# AutoSleeeper fabric freebie...



## peejay (May 10, 2005)

Just had a garage sort out today and found some fabric we bought for our last van, an A/S Nuevo, but i'm sure other models had this pattern as well.

I can't remember what the pattern is called but the piccy should speak for itself......










Theres a piece about 4' 6" by 5' so there should be enough for maybe a couple of cushions or something.

All i want is funds to cover the cost of p&p.

reply here or pm me if interested.

pete


----------



## FoweyBoy (Dec 7, 2006)

Hi Pete

Its the wrong pattern for our recently acquired Nuevo - unfortunately. Can you buy spare fabric from Auto-Sleepers?

David


----------



## peejay (May 10, 2005)

Hi David, welcome to MHFacts.

You should have no problems getting fabric from Autosleepers, thats where I got mine from.
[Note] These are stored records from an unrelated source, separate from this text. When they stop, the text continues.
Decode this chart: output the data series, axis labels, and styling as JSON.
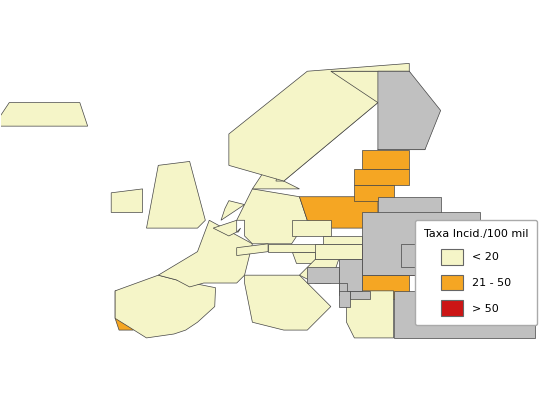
{
  "legend_title": "Taxa Incid./100 mil",
  "legend_labels": [
    "< 20",
    "21 - 50",
    "> 50"
  ],
  "legend_colors": [
    "#F5F5C8",
    "#F5A623",
    "#CC1515"
  ],
  "country_colors": {
    "AUT": "#F5F5C8",
    "BEL": "#F5F5C8",
    "BGR": "#F5A623",
    "CYP": "#F5F5C8",
    "CZE": "#F5F5C8",
    "DEU": "#F5F5C8",
    "DNK": "#F5F5C8",
    "ESP": "#F5F5C8",
    "EST": "#F5A623",
    "FIN": "#F5F5C8",
    "FRA": "#F5F5C8",
    "GBR": "#F5F5C8",
    "GRC": "#F5F5C8",
    "HRV": "#F5F5C8",
    "HUN": "#F5F5C8",
    "IRL": "#F5F5C8",
    "ITA": "#F5F5C8",
    "LTU": "#F5A623",
    "LUX": "#F5F5C8",
    "LVA": "#F5A623",
    "MLT": "#F5F5C8",
    "NLD": "#F5F5C8",
    "POL": "#F5A623",
    "PRT": "#F5A623",
    "ROU": "#CC1515",
    "SVK": "#F5F5C8",
    "SVN": "#F5F5C8",
    "SWE": "#F5F5C8",
    "ISL": "#F5F5C8",
    "NOR": "#F5F5C8",
    "CHE": "#F5F5C8",
    "LIE": "#F5F5C8",
    "ALB": "#C0C0C0",
    "BIH": "#C0C0C0",
    "BLR": "#C0C0C0",
    "MDA": "#C0C0C0",
    "MKD": "#C0C0C0",
    "MNE": "#C0C0C0",
    "RUS": "#C0C0C0",
    "SRB": "#C0C0C0",
    "TUR": "#C0C0C0",
    "UKR": "#C0C0C0",
    "XKX": "#C0C0C0",
    "AND": "#F5F5C8",
    "MCO": "#F5F5C8",
    "SMR": "#F5F5C8",
    "VAT": "#F5F5C8"
  },
  "non_eu_color": "#C0C0C0",
  "border_color": "#444444",
  "background_color": "#ffffff",
  "map_xlim": [
    -24,
    45
  ],
  "map_ylim": [
    34,
    71
  ],
  "figsize": [
    5.44,
    4.17
  ],
  "dpi": 100
}
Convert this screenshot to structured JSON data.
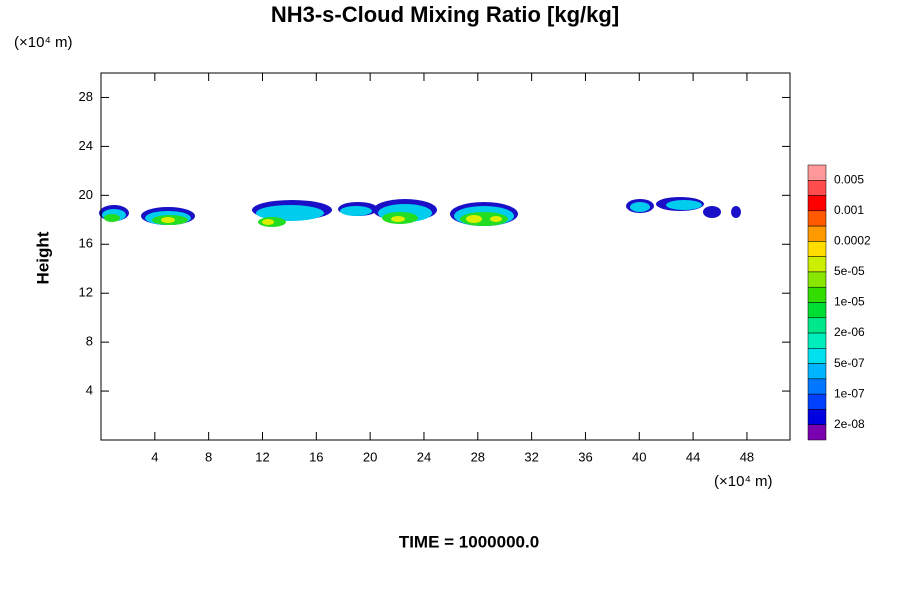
{
  "chart_data": {
    "type": "contour",
    "title": "NH3-s-Cloud Mixing Ratio [kg/kg]",
    "ylabel": "Height",
    "x_unit_label": "(×10⁴ m)",
    "y_unit_label": "(×10⁴ m)",
    "footer": "TIME = 1000000.0",
    "xlim": [
      0,
      51.2
    ],
    "ylim": [
      0,
      30
    ],
    "xticks": [
      4,
      8,
      12,
      16,
      20,
      24,
      28,
      32,
      36,
      40,
      44,
      48
    ],
    "yticks": [
      4,
      8,
      12,
      16,
      20,
      24,
      28
    ],
    "colorbar": {
      "colors": [
        "#ff9999",
        "#ff4d4d",
        "#ff0000",
        "#ff5a00",
        "#ff9900",
        "#ffdd00",
        "#ccee00",
        "#88e600",
        "#33dd00",
        "#00dd33",
        "#00e88a",
        "#00eebb",
        "#00e0ee",
        "#00b4ff",
        "#0077ff",
        "#0040ff",
        "#0000e0",
        "#7a00b0"
      ],
      "levels": [
        0.005,
        0.001,
        0.0002,
        {
          "value": 5e-05,
          "label": "5e-05"
        },
        {
          "value": 1e-05,
          "label": "1e-05"
        },
        {
          "value": 2e-06,
          "label": "2e-06"
        },
        {
          "value": 5e-07,
          "label": "5e-07"
        },
        {
          "value": 1e-07,
          "label": "1e-07"
        },
        {
          "value": 2e-08,
          "label": "2e-08"
        }
      ]
    }
  }
}
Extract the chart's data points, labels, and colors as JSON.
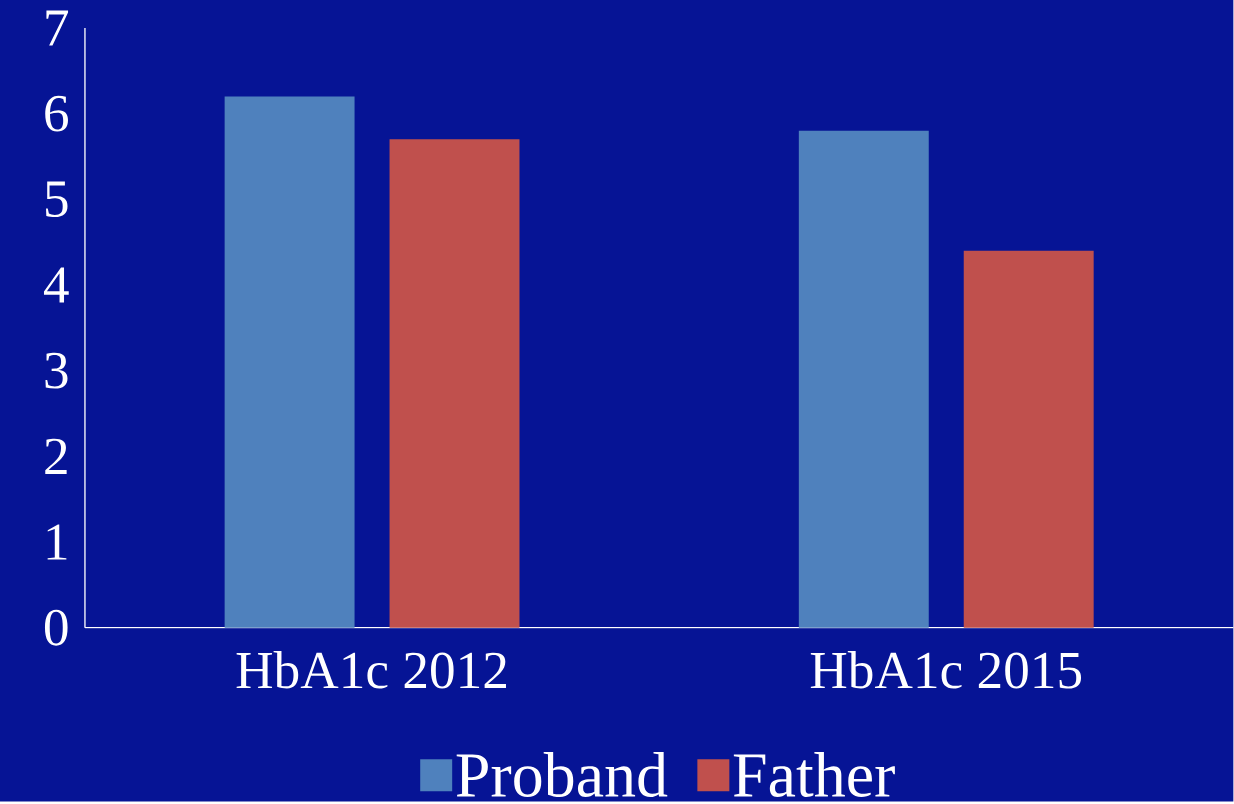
{
  "chart_data": {
    "type": "bar",
    "categories": [
      "HbA1c 2012",
      "HbA1c 2015"
    ],
    "series": [
      {
        "name": "Proband",
        "color": "#4f81bd",
        "values": [
          6.2,
          5.8
        ]
      },
      {
        "name": "Father",
        "color": "#c0504d",
        "values": [
          5.7,
          4.4
        ]
      }
    ],
    "ylim": [
      0,
      7
    ],
    "yticks": [
      0,
      1,
      2,
      3,
      4,
      5,
      6,
      7
    ],
    "grid": false,
    "legend": "bottom"
  }
}
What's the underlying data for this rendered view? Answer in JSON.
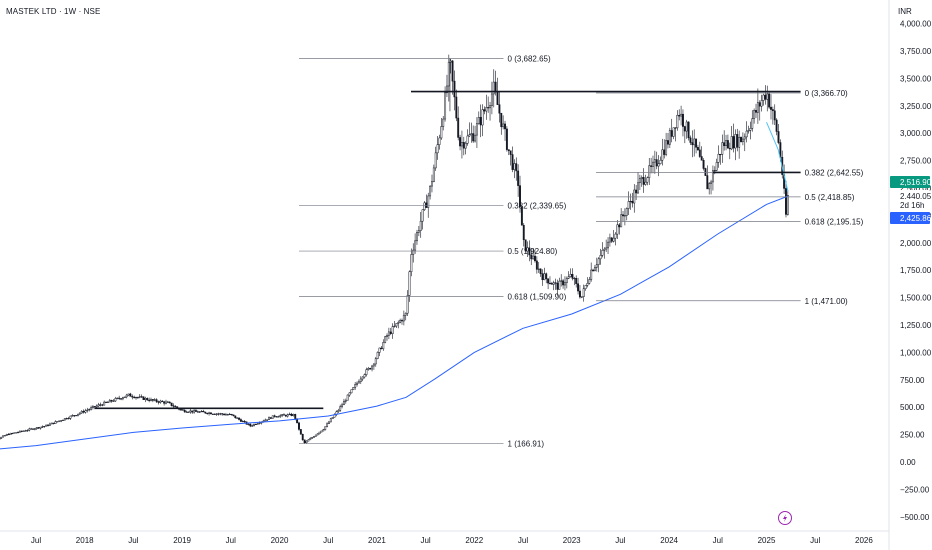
{
  "header": {
    "title": "MASTEK LTD · 1W · NSE",
    "currency": "INR"
  },
  "chart_data": {
    "type": "candlestick",
    "y_axis": {
      "min": -500,
      "max": 4000,
      "ticks": [
        "4,000.00",
        "3,750.00",
        "3,500.00",
        "3,250.00",
        "3,000.00",
        "2,750.00",
        "2,500.00",
        "2,250.00",
        "2,000.00",
        "1,750.00",
        "1,500.00",
        "1,250.00",
        "1,000.00",
        "750.00",
        "500.00",
        "250.00",
        "0.00",
        "−250.00",
        "−500.00"
      ],
      "tick_values": [
        4000,
        3750,
        3500,
        3250,
        3000,
        2750,
        2500,
        2250,
        2000,
        1750,
        1500,
        1250,
        1000,
        750,
        500,
        250,
        0,
        -250,
        -500
      ]
    },
    "x_axis": {
      "ticks": [
        {
          "label": "Jul",
          "t": 2017.5
        },
        {
          "label": "2018",
          "t": 2018.0
        },
        {
          "label": "Jul",
          "t": 2018.5
        },
        {
          "label": "2019",
          "t": 2019.0
        },
        {
          "label": "Jul",
          "t": 2019.5
        },
        {
          "label": "2020",
          "t": 2020.0
        },
        {
          "label": "Jul",
          "t": 2020.5
        },
        {
          "label": "2021",
          "t": 2021.0
        },
        {
          "label": "Jul",
          "t": 2021.5
        },
        {
          "label": "2022",
          "t": 2022.0
        },
        {
          "label": "Jul",
          "t": 2022.5
        },
        {
          "label": "2023",
          "t": 2023.0
        },
        {
          "label": "Jul",
          "t": 2023.5
        },
        {
          "label": "2024",
          "t": 2024.0
        },
        {
          "label": "Jul",
          "t": 2024.5
        },
        {
          "label": "2025",
          "t": 2025.0
        },
        {
          "label": "Jul",
          "t": 2025.5
        },
        {
          "label": "2026",
          "t": 2026.0
        }
      ]
    },
    "price_path": [
      [
        2016.95,
        140
      ],
      [
        2017.2,
        250
      ],
      [
        2017.6,
        330
      ],
      [
        2017.9,
        430
      ],
      [
        2018.15,
        520
      ],
      [
        2018.45,
        610
      ],
      [
        2018.7,
        560
      ],
      [
        2018.85,
        540
      ],
      [
        2019.0,
        470
      ],
      [
        2019.5,
        430
      ],
      [
        2019.7,
        330
      ],
      [
        2019.95,
        420
      ],
      [
        2020.15,
        430
      ],
      [
        2020.25,
        170
      ],
      [
        2020.45,
        300
      ],
      [
        2020.6,
        470
      ],
      [
        2020.85,
        790
      ],
      [
        2020.95,
        880
      ],
      [
        2021.1,
        1150
      ],
      [
        2021.3,
        1350
      ],
      [
        2021.35,
        1900
      ],
      [
        2021.55,
        2500
      ],
      [
        2021.7,
        3300
      ],
      [
        2021.75,
        3650
      ],
      [
        2021.85,
        2900
      ],
      [
        2022.0,
        3000
      ],
      [
        2022.2,
        3400
      ],
      [
        2022.35,
        2850
      ],
      [
        2022.45,
        2550
      ],
      [
        2022.5,
        2000
      ],
      [
        2022.7,
        1700
      ],
      [
        2022.85,
        1600
      ],
      [
        2023.0,
        1700
      ],
      [
        2023.1,
        1500
      ],
      [
        2023.2,
        1750
      ],
      [
        2023.35,
        1950
      ],
      [
        2023.5,
        2200
      ],
      [
        2023.7,
        2550
      ],
      [
        2023.85,
        2700
      ],
      [
        2024.0,
        2950
      ],
      [
        2024.1,
        3200
      ],
      [
        2024.3,
        2800
      ],
      [
        2024.4,
        2500
      ],
      [
        2024.55,
        2900
      ],
      [
        2024.75,
        2950
      ],
      [
        2024.95,
        3300
      ],
      [
        2025.0,
        3380
      ],
      [
        2025.1,
        3050
      ],
      [
        2025.15,
        2750
      ],
      [
        2025.2,
        2250
      ],
      [
        2025.22,
        2430
      ]
    ],
    "moving_average": {
      "color": "#2962ff",
      "points": [
        [
          2016.95,
          105
        ],
        [
          2017.5,
          150
        ],
        [
          2018.0,
          210
        ],
        [
          2018.5,
          270
        ],
        [
          2019.0,
          310
        ],
        [
          2019.5,
          345
        ],
        [
          2020.0,
          375
        ],
        [
          2020.5,
          420
        ],
        [
          2021.0,
          510
        ],
        [
          2021.3,
          590
        ],
        [
          2021.6,
          760
        ],
        [
          2022.0,
          1000
        ],
        [
          2022.5,
          1220
        ],
        [
          2023.0,
          1350
        ],
        [
          2023.5,
          1530
        ],
        [
          2024.0,
          1780
        ],
        [
          2024.5,
          2080
        ],
        [
          2025.0,
          2350
        ],
        [
          2025.22,
          2426
        ]
      ]
    },
    "short_ma": {
      "color": "#4fc3f7",
      "points": [
        [
          2025.0,
          3100
        ],
        [
          2025.12,
          2850
        ],
        [
          2025.22,
          2470
        ]
      ]
    },
    "fib_sets": [
      {
        "line_start": 2020.2,
        "line_end": 2022.3,
        "label_at": 2022.3,
        "levels": [
          {
            "text": "0 (3,682.65)",
            "value": 3682.65
          },
          {
            "text": "0.382 (2,339.65)",
            "value": 2339.65
          },
          {
            "text": "0.5 (1,924.80)",
            "value": 1924.8
          },
          {
            "text": "0.618 (1,509.90)",
            "value": 1509.9
          },
          {
            "text": "1 (166.91)",
            "value": 166.91
          }
        ]
      },
      {
        "line_start": 2023.25,
        "line_end": 2025.35,
        "label_at": 2025.35,
        "levels": [
          {
            "text": "0 (3,366.70)",
            "value": 3366.7
          },
          {
            "text": "0.382 (2,642.55)",
            "value": 2642.55
          },
          {
            "text": "0.5 (2,418.85)",
            "value": 2418.85
          },
          {
            "text": "0.618 (2,195.15)",
            "value": 2195.15
          },
          {
            "text": "1 (1,471.00)",
            "value": 1471.0
          }
        ]
      }
    ],
    "trend_lines": [
      {
        "t1": 2018.1,
        "t2": 2020.45,
        "value": 490
      },
      {
        "t1": 2021.35,
        "t2": 2025.35,
        "value": 3380
      },
      {
        "t1": 2024.45,
        "t2": 2025.35,
        "value": 2642
      }
    ],
    "price_badges": [
      {
        "text": "2,516.90",
        "value": 2516.9,
        "bg": "#089981",
        "fg": "#ffffff"
      },
      {
        "text": "2,440.05",
        "value": 2440.05,
        "bg": "#ffffff",
        "fg": "#131722"
      },
      {
        "text": "2d 16h",
        "value": 2340,
        "bg": "#ffffff",
        "fg": "#131722"
      },
      {
        "text": "2,425.86",
        "value": 2425.86,
        "bg": "#2962ff",
        "fg": "#ffffff"
      }
    ],
    "colors": {
      "up": "#131722",
      "down": "#131722",
      "grid": "#e0e3eb"
    }
  }
}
Give them a call on 01386 853511 and quote the build no of your motorhome and they can trace the exact fabric for you, this number is usually located on a sticker in the glovebox.

pete


----------



## Nogin (Nov 10, 2006)

Hi Pete

The material looks an exact match for my Nuevo ES 2003. If it's still available I love to have it, my wife Mo is keen to make a couple of cushions. Perhaps you could Email me details re payment etc. my address is [email protected]

Regards Nogin


----------